Capturing all of the data all of the time, which we can do, leads to more analysis, generating what we see in the military as a self-licking ice cream cone. It is better to collect data around a given event, by pre-recording in a loop 15 seconds to a minute, and when an event occurs, saving that data and on through the end of the event - intensely. Then the data is not a continuous video, but a set of short clips or events that can be cataloged. These clips or vignettes are easily understandable, are based on actual experience, and serve as the core of the actions/reactions for the future autonomous cars.
Where to start?: At this point, platooning is a real possibility. A lead car is driven by a human (a professional driver) and the other cars (we suggest 4 max at this point) follow behind the lead - autonomously. The follow cars take their guidance from the moves of the lead car, which should experience events slightly before the trail cars. This greatly simplifies the initial development of autonomous driving, while giving the trail car driver and passengers the experience of full autonomous driving while on the highway or in traffic. (There is a great deal of variable, “unpredictable” behavior on the road that a professional driver will negotiate as a matter of course and instinct, which a new autonomous system will struggle with.)
Recording: Record your normal data that you have likely been collecting before. I won’t imagine to list all of this here. Important to add though are the reactions made by the trail cars and the reactions, including physiological, of the lead driver and the passengers in the follow cars. This will build toward user experience.
Why 5 cars?: In efficient movement in traffic, this is about the extent of any type of small convoy. This allows for several maneuvers. When taking left turn in the U.S in formation, the lead car turns wide, the two car turns inside of one, three goes directly behind one, 4 goes inside of three, and five goes inside of the other 4 almost facing oncoming traffic. This maneuver stacks the cars up so that they fill a very narrow space and are able to clear the intersection as one unit. Another move is changing lanes in a peel.

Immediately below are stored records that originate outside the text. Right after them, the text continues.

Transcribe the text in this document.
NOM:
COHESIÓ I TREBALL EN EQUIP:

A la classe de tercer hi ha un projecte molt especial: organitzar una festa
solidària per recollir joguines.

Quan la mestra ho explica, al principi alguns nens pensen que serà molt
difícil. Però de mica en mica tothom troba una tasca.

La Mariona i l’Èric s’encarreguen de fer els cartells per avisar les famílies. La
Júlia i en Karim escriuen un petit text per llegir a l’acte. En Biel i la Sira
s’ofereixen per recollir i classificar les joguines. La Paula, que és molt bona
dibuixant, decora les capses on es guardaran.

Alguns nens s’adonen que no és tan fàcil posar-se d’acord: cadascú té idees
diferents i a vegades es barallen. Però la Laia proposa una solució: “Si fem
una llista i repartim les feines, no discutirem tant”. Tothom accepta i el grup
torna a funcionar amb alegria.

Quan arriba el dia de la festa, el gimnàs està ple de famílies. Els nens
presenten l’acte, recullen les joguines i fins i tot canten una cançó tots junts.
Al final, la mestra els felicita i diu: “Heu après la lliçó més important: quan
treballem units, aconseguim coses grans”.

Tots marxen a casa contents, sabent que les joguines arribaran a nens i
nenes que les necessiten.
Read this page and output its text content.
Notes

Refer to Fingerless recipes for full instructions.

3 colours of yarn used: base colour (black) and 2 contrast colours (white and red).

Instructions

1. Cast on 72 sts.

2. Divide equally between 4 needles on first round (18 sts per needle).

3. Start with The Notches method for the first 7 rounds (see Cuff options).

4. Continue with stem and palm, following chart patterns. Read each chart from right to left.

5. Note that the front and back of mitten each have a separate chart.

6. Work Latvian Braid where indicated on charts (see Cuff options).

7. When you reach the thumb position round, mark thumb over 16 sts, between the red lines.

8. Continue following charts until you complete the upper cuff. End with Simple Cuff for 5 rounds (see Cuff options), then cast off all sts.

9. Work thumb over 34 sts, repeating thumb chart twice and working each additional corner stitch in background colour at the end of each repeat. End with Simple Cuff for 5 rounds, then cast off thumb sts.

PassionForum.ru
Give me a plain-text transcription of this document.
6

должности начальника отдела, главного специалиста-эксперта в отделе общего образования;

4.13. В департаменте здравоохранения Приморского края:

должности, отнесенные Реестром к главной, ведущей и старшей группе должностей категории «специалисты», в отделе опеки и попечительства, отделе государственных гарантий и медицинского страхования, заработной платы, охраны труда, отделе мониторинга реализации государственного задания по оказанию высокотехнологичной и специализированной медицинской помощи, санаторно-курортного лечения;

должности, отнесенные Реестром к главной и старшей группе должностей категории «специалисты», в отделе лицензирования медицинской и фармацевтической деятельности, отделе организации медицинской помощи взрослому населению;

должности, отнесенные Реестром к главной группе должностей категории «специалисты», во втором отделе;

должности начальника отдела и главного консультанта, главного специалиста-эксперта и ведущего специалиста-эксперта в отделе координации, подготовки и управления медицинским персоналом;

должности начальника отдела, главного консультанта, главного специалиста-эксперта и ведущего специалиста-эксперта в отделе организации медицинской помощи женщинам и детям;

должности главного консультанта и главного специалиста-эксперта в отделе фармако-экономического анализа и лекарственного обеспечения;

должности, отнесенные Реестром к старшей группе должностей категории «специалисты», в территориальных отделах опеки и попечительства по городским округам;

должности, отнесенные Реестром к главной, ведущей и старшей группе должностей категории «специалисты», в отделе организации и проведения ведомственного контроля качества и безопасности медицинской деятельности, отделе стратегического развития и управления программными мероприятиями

All 5 cars are in line in one lane with the one car in front followed by two, three, etc. in sequence. In this case the two car changes over one lane and slows down. The other cars continue, passing the two car in the adjacent lane. Once the five car passes two, one-three-four-five move over into the empty space created by the two car slowing and the two car becomes the 5 car.
One more piece of efficiency comes from pulling out of lights. Right now the cars each start in turn from the front. There is a delay associated with each start. This leads to a slinky effect. The same happens on slowing as experienced day in and day out in current traffic. In highly efficient military convoys a call goes out on the radio so that all cars start moving at once, similar to soldiers in formation. In marching formation this starts with a mark time march in place followed by a forward march - getting thousands of troops moving and not falling all over each other or leading to a day long slinky before the last person starts walking. It is a process that scales, which it will with cooperative autonomous cars eventually.
There are so many variations in current driving between cities and rural areas and even off-road. Trying to capture that as one huge sample set seems prohibitively expensive and possibly self-defeating in the short term. Recording the actions of active drivers is a good place to start and with platooning this can be done semi-autonomously, providing a safe transition alternative while providing the autonomous experience to the trail car drivers and riders. This is a pattern I have experienced first hand riding on pack animals, which people have used for millennia is this capacity.
[One added part is a remote safety driver. When autonomous driving does start, there will need to be a remote person (yes there is a communication system delay) who is alert and ready to jump in as the “driver” albeit remotely to control the car for 18 seconds to 2 minutes until the actual driver can get their bearings. This comes from the idea in combat, or waking a sleeping driver, where in the first 18 seconds the driver is disoriented and almost in shock. Once they have gotten their bearings they are ready to control the car, but in the interim they are a danger to themselves and others by their impulsive reactions.]
I hope some of this is food for thought.